The East End is a palimpsest of its past, but I have to say I find these relics of lost centuries quietly reassuring. Just further down Lower Clapton Road, on Linscott Road, for instance, is the portico of what used to be the London Orphan Asylum, built in the early 1800s. I remember walking past it in some kind of strange, discombobulated state the day after 9/11 and seeing it for what I'm pretty certain was the first time, the words "Everything Is Going To Be Alright" written across it in white neon lettering, part of an installation by Turner Prize-nominated artist Martin Creed, Work no 203. Anyway, it's now the City Learning Centre, and while Creed's installation has gone the portico is still there.
It were all fields round here once... It's fascinating to discover quite how much Hackney's changed. In the 17th century, Samuel Pepys boarded out in what was then the hamlet of Kingsland. Returning some years later, he mentions in his diary that "it puts me in mind of my boy's time when I used to shoot with my bow and arrow in these fields. A very pretty place it is." You would, of course, be hard pushed to find anything approaching a field in Dalston these days. Writing in 1842, in his History And Antiquities Of The Parish Of Hackney, Dr William Robinson claimed "many noblemen, gentlemen, and others of the first rank and consequence, had their country seats in this village, on account of its pleasant and healthy situation." Hackney became increasingly attractive to the gentry after the plague and the Great Fire; those folks who wanted to be close to the city but still enjoy something of the countryside, and could afford it, built large properties in Hackney -- like Sutton House, constructed by Henry VIII's Principal Secretary of State, Sir Ralph Sadleir. What subsequently happened is a matter of public record, as the East End became London's industrial hub and the idyllic rural landscape Pepys had scampered through as a carefree Yoot was replaced by factories, "the stink industries", the area becoming home to the working poor.

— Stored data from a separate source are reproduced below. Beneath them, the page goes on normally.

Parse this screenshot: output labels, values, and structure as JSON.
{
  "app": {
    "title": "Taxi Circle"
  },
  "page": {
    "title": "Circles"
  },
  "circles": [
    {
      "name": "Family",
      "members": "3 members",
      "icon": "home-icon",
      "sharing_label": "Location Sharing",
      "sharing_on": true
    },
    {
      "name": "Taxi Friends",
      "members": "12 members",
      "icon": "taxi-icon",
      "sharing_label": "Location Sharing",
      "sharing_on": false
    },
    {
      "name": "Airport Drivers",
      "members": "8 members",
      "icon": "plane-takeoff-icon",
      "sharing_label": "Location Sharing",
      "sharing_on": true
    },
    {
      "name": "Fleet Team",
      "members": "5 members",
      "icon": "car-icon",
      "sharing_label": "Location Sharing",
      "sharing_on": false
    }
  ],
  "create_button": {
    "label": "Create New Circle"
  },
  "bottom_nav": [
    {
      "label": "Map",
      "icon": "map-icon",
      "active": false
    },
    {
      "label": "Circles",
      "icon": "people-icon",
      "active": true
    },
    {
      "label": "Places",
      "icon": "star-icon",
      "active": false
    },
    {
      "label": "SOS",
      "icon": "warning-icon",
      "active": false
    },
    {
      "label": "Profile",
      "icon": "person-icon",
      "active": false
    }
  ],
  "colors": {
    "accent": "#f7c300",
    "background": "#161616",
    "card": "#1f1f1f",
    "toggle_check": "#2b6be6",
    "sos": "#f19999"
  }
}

Anyway, the Bishop Wood almshouses were founded under the provision of the will of Thomas Wood, the Hackney-born Bishop of Litchfield and Coventry. They were restored in 1888 and again in 1930. There's a tiny chapel you can see in the top picture that was added sometime in the 19th century and has 10 pews, for the resident widows. In all my years living in Hackney, I've never once seen anyone coming or going from the almshouses. I would, though, love to see inside the chapel. Just walking past it again, I notice there's services held there everything Thursday morning at 10am.